Whilst the comparisons to the present day cannot be drawn with our dealings in the transfer market that summer, they can when we begin to look at our start to the season. Like in the present, we had a fairly tame set of fixtures before the first international break, kicking off with Villa at home, before heading to Spurs and Southampton, then facing Wimbledon and Sunderland in back-to-back home games.

The Villa game ended in disaster as Alan Shearer was sent off following 2 very innocuous challenges. When referee Uriah Rennie showed our number 9 his second yellow card for backing into Villa midfielder Ian Taylor, Taylor was seen sniggering in disbelief. We slumped to a 1-0 home defeat. In the next fixture away at White Hart Lane, a Spurs side containing greats Chris Perry and John Scales, brushed us aside 3-1. We led 1-0 thanks to a Nobby Solano goal, but soon capitulated with former Mag Les Ferdinand scoring Spurs’ second goal. Guilt hit out at his players in the post-match press conference, blaming them for a lack of commitment on the pitch.

Next our trip to the Dell ended in the usual defeat, but this time a rather humiliating 4-2 reverse, conceding 3 goals in 10 second half minutes. Guilt famously dropped another long serving senior player in keeper’ Steve Harper and replaced him with John Karelse, signed 2 days before the game from Dutch side NEC Breda.

Pressure was mounting on Guilt as we headed into the Wimbledon game. Newcastle made an electric start, leading 3-1 just after half-time with goals from Gary Speed, Didier Domi and a Solano penalty. However, the Dons hit back to draw level with the equaliser coming in injury time.

The Dutchman had a chance to redeem the disastrous start to the season with a victory in the home derby. Speaking before the game, Guilt did little to improve his reputation with the supporters, belittling the importance of the Tyne-Wear derby, comparing it to other derby games he’d been involved in around the world. Guilt also decided to leave Shearer and Ferguson on the bench and we lost the game 2-1.

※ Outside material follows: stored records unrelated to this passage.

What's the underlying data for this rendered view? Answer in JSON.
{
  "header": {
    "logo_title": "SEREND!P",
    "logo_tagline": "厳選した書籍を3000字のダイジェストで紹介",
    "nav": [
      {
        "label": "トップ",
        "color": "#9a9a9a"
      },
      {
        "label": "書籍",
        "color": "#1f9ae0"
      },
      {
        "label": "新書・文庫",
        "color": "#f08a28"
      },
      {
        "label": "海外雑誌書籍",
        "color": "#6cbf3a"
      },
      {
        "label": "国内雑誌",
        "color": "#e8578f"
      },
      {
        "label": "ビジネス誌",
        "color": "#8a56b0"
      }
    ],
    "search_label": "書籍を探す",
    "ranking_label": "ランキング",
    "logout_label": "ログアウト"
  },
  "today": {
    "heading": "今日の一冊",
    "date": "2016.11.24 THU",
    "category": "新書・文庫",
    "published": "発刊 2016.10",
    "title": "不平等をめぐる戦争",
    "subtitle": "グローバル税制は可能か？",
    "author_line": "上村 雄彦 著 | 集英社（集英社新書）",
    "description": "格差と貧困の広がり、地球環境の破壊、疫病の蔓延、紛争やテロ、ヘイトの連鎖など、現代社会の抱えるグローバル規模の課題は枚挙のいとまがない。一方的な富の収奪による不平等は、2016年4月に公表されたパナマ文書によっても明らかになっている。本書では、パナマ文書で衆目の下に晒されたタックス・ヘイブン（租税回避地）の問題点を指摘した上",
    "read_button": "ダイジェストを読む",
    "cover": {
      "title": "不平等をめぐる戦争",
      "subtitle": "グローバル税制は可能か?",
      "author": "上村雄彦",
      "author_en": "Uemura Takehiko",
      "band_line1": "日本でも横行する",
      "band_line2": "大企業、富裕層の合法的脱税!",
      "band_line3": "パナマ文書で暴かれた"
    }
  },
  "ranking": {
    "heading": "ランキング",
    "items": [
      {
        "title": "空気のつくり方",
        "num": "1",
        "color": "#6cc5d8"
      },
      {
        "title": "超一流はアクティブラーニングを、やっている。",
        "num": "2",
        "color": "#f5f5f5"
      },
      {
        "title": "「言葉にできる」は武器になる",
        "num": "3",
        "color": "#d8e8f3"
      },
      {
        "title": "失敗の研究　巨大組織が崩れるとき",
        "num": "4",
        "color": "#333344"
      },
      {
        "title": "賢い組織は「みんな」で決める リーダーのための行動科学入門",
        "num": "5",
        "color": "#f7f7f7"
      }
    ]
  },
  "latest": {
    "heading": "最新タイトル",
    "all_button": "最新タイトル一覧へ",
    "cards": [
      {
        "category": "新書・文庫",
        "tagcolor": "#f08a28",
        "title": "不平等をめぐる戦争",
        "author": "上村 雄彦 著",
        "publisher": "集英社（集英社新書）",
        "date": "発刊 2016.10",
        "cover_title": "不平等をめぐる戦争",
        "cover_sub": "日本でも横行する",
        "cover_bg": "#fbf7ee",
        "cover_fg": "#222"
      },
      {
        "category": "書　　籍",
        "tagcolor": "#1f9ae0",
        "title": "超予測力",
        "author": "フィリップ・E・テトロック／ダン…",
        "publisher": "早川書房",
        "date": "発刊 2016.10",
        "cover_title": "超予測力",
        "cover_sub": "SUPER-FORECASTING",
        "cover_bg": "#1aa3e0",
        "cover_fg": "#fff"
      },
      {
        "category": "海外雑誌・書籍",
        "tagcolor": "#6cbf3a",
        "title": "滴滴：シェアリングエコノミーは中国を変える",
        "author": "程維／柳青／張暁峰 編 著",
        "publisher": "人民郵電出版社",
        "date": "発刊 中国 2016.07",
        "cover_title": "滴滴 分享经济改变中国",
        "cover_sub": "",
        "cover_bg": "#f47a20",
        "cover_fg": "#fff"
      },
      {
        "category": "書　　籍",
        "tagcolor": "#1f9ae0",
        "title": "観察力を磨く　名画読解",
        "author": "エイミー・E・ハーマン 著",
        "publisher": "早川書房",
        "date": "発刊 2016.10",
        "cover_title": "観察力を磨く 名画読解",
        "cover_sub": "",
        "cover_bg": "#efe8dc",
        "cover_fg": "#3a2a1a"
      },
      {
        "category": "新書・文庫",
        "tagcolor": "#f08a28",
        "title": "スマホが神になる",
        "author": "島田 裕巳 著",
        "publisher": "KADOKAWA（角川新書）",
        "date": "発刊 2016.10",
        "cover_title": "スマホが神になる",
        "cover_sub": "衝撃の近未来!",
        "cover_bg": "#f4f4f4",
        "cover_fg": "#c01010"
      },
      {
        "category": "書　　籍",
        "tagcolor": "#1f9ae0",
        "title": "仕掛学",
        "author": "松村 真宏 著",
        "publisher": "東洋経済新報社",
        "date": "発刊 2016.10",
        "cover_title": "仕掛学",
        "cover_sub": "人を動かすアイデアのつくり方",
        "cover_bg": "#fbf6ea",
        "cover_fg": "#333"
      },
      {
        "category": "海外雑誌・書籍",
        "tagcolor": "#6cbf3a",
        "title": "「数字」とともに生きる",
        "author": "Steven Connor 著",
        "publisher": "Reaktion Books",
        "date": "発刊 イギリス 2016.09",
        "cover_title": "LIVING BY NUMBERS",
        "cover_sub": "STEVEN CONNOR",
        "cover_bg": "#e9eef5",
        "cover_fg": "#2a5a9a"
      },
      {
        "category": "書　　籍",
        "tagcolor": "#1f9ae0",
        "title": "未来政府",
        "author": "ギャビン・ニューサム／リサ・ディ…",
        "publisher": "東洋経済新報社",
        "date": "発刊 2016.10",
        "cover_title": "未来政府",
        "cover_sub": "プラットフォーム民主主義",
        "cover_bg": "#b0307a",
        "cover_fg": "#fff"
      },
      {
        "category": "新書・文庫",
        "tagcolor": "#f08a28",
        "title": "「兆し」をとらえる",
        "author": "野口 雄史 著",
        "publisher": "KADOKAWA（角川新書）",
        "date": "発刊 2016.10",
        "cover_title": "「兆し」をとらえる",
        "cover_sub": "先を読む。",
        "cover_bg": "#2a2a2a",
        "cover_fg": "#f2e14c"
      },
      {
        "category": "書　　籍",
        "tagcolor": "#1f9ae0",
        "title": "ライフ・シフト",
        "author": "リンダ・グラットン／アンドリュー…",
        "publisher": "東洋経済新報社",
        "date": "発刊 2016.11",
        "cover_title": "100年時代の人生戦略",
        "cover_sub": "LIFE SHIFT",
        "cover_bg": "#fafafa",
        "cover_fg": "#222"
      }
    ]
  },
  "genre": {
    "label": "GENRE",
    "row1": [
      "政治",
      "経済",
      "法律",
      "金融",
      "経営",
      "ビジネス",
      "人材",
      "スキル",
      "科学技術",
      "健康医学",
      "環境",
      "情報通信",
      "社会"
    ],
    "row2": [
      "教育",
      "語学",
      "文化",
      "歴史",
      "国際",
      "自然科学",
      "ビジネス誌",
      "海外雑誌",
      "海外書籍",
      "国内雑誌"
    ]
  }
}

We all know how it ended between Ruud Guilt and Newcastle United- the Dutchman resigned 3 daysafter the derby defeat with us sitting in 19th place in the league and perhaps that is why I have written this comparison piece as my wishful thinking wants to see a repeat- Bruce resigning after 5 games and being replaced by a manager of the calibre of Sir Bobby Robson, a manager who can re-build the team, speak positively of the potential of the club and take us on a march up the league and champions league nights against Barcelona and Juventus.

If Bruce continues to squander the opportunity provided by a relatively easy start, as Guilt did in 1999, I can only see the season going one way and we will soon start hearing the manager play down our expectations and remind us about how difficult it is in the Premier League.